Manage Clojure dependencies with Java-team discipline by understanding deps.edn, Leiningen, classpaths, aliases, exclusions, version alignment, reproducible builds, and CI checks.
Dependency management feels familiar to Java engineers because Clojure runs on the JVM and uses Maven coordinates. The unfamiliar part is the tool shape: many Clojure projects use deps.edn and the Clojure CLI, while many established projects still use Leiningen and project.clj.
The practical rule is simple: respect the tool already chosen by the project, keep dependency changes small, and make the classpath reviewable in CI.
| Project shape | How to think about it |
|---|---|
Clojure CLI / tools.deps with deps.edn |
Lightweight classpath construction, aliases, scripts, libraries, and projects that compose tools explicitly. |
Leiningen with project.clj |
Established applications that want built-in project automation, profiles, plugins, tests, and uberjar tasks. |
Do not migrate build tools as a side effect of migrating Java code. Change the build tool only when the team has a separate reason and a tested rollout plan.
A deps.edn file is Clojure data that describes paths, dependencies, and aliases.
1{:paths ["src" "resources"]
2 :deps {org.clojure/clojure {:mvn/version "1.12.4"}
3 metosin/jsonista {:mvn/version "0.3.13"}}
4 :aliases
5 {:test {:extra-paths ["test"]
6 :extra-deps {io.github.cognitect-labs/test-runner
7 {:git/tag "v0.5.1"
8 :git/sha "dfb30dd"}}}
9 :dev {:extra-paths ["dev"]}}}
For Java developers, the main translation is:
| deps.edn key | Java-team interpretation |
|---|---|
:paths |
Source and resource roots placed on the classpath. |
:deps |
Project dependencies, usually Maven coordinates or Git/local coordinates. |
:aliases |
Named classpath or execution variations for tests, dev, tools, or build tasks. |
:extra-deps |
Dependencies added only when an alias is selected. |
:override-deps |
A deliberate version override used to align a dependency graph. |
The Clojure CLI can inspect the dependency graph with the built-in :deps programs, for example clj -X:deps tree and clj -X:deps list.

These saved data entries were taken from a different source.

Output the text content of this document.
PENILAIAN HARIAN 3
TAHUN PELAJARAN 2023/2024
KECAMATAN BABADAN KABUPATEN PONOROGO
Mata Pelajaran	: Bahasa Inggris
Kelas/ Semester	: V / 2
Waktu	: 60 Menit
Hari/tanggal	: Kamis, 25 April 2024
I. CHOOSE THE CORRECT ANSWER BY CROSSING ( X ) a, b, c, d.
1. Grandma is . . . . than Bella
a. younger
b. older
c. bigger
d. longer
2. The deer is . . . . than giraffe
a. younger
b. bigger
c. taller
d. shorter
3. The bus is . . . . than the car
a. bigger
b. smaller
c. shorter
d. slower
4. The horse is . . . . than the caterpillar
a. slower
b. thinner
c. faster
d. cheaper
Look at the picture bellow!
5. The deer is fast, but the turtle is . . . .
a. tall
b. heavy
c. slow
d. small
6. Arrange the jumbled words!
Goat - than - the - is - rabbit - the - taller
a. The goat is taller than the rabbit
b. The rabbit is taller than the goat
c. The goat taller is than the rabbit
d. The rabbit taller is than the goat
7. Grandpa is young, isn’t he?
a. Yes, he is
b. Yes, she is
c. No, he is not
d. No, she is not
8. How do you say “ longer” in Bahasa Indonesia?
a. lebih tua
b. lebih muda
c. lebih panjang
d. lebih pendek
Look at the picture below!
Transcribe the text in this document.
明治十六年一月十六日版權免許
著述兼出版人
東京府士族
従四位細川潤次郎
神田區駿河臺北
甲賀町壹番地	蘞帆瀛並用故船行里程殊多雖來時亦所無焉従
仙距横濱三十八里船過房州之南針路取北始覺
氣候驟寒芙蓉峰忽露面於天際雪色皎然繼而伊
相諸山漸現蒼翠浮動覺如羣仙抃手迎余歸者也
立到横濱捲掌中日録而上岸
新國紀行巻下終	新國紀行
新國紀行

Leiningen uses a project.clj form.
1(defproject billing-rules "0.1.0-SNAPSHOT"
2 :description "Billing rule migration slice"
3 :dependencies [[org.clojure/clojure "1.12.4"]
4 [metosin/jsonista "0.3.13"]]
5 :profiles {:dev {:dependencies [[criterium "0.4.6"]]}
6 :uberjar {:aot :all}})
Leiningen is closer to a traditional build tool: project metadata, profiles, plugins, packaging, and tasks live together. That can be comfortable for Java teams, but it also means build behavior may be affected by active profiles.
Dependency conflicts should be handled like production code changes: small, reviewed, and tested.
| Problem | Resolution path |
|---|---|
| Transitive dependency brings the wrong version | In deps.edn, use :override-deps or :exclusions after confirming why. In Leiningen, use :exclusions or align the direct dependency. |
| Test dependency leaks into production | In deps.edn, put it under a test/dev alias. In Leiningen, put it under a dev/test profile. |
| Two libraries require incompatible versions | Prefer upgrading one library or isolating the boundary, regardless of the build tool. |
| Classpath differs between developer machines | Commit project config, document user-level assumptions, and avoid hidden user profile requirements for builds. |
| CI succeeds but local REPL fails | Compare aliases or profiles, plugins, JVM version, and user config. |
Exclusions are not cleanup. They are sharp tools. Every exclusion should have a short reason in the commit or nearby documentation.
Java teams often expect build repeatability. Clojure teams should keep the same standard.
| Check | Why it matters |
|---|---|
| Pin important versions | Avoid surprise behavior changes from implicit upgrades. |
| Keep dev-only tooling out of production paths | Reduce attack surface, startup cost, and classpath confusion. |
| Run dependency tree checks in CI when changing deps | Catch transitive changes before deployment. |
| Document required JVM version | Clojure still runs on the JVM, and Java version drift matters. |
| Avoid hidden global configuration | Builds should not depend on one developer’s user-level files. |
If a migration slice adds Clojure to a Java build, keep the dependency change separate from large behavior rewrites. That makes failures easier to attribute.
Use this before merging a dependency change:
This checklist is especially important when Clojure is introduced inside an existing Java application. A classpath issue can look like a language problem even when the real cause is build configuration.
deps.edn centers on classpath data and aliases; Leiningen centers on project automation.